Let $\langle\mathbb{R},d\rangle$ be a metric space,
where for all x,y in $\mathbb{R}$ $$ d(x,y)= \begin{cases}1 & x\neq y\\ 0\quad & x=y \end{cases}$$
We know that in order for the metric space $\mathbb{R}$ to be separable $\mathbb{R}$ needs to contain a dense countable subset, say $D$.
What we mean by denseness is that if we pick any point $x\in \mathbb{R}\quad$ and an open set $O$ containing it, then $O$ must intersect with $D$.
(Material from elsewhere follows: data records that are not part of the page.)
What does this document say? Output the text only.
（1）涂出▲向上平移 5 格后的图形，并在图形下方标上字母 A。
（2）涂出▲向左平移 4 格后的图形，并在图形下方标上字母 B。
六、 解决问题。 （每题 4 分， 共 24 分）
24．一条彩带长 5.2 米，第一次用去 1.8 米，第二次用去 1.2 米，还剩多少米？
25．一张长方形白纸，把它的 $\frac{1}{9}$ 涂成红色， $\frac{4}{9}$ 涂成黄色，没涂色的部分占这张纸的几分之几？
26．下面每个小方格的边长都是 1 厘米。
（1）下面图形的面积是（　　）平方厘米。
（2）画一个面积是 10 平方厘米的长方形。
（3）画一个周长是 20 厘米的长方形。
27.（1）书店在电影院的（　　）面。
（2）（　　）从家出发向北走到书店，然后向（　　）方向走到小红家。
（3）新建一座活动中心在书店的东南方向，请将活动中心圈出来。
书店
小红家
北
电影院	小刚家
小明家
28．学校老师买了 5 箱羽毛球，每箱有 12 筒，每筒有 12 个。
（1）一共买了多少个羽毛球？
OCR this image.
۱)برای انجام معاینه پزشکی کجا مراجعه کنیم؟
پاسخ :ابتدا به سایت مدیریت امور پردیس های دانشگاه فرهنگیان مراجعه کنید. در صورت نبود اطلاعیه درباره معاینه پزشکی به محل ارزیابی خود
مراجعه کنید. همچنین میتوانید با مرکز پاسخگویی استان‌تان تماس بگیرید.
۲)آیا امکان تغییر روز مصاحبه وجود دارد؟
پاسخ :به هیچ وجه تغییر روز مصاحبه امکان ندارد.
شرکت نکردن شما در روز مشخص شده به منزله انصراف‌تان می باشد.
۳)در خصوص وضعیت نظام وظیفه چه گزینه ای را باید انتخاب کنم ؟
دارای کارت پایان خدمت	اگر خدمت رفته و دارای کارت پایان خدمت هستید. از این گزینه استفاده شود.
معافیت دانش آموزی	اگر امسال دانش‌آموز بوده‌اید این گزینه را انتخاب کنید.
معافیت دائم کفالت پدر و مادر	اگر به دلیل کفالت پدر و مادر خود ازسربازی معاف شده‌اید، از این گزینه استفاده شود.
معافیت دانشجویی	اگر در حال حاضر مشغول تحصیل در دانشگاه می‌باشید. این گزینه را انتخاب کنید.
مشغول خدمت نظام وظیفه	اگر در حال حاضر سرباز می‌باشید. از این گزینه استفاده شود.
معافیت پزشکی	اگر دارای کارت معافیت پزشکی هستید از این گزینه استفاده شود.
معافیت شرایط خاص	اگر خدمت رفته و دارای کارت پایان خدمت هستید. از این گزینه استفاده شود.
In a discrete metric space, the singleton set $\{x\}$ is open(Why?). The only way this set can have non-empty intersection with $D$ is if we have $x\in D\quad$. This means the only dense subspace of the discrete space $\mathbb{R}$ is itself $\mathbb{R}$ , which is not countable(Why?).
Thus it is not separable.
Should I provide the reasons to "Whys" in the proof, or is the proof okay? How should I improve it more?

Answer 1

The proof is fine. Singleton sets like $\{x\}$ are open in discrete spaces by definition. The fact that $\Bbb R$ is uncountable is often proved with Cantor's diagonal argument. How much detail you need to add depends on who you are trying to convince.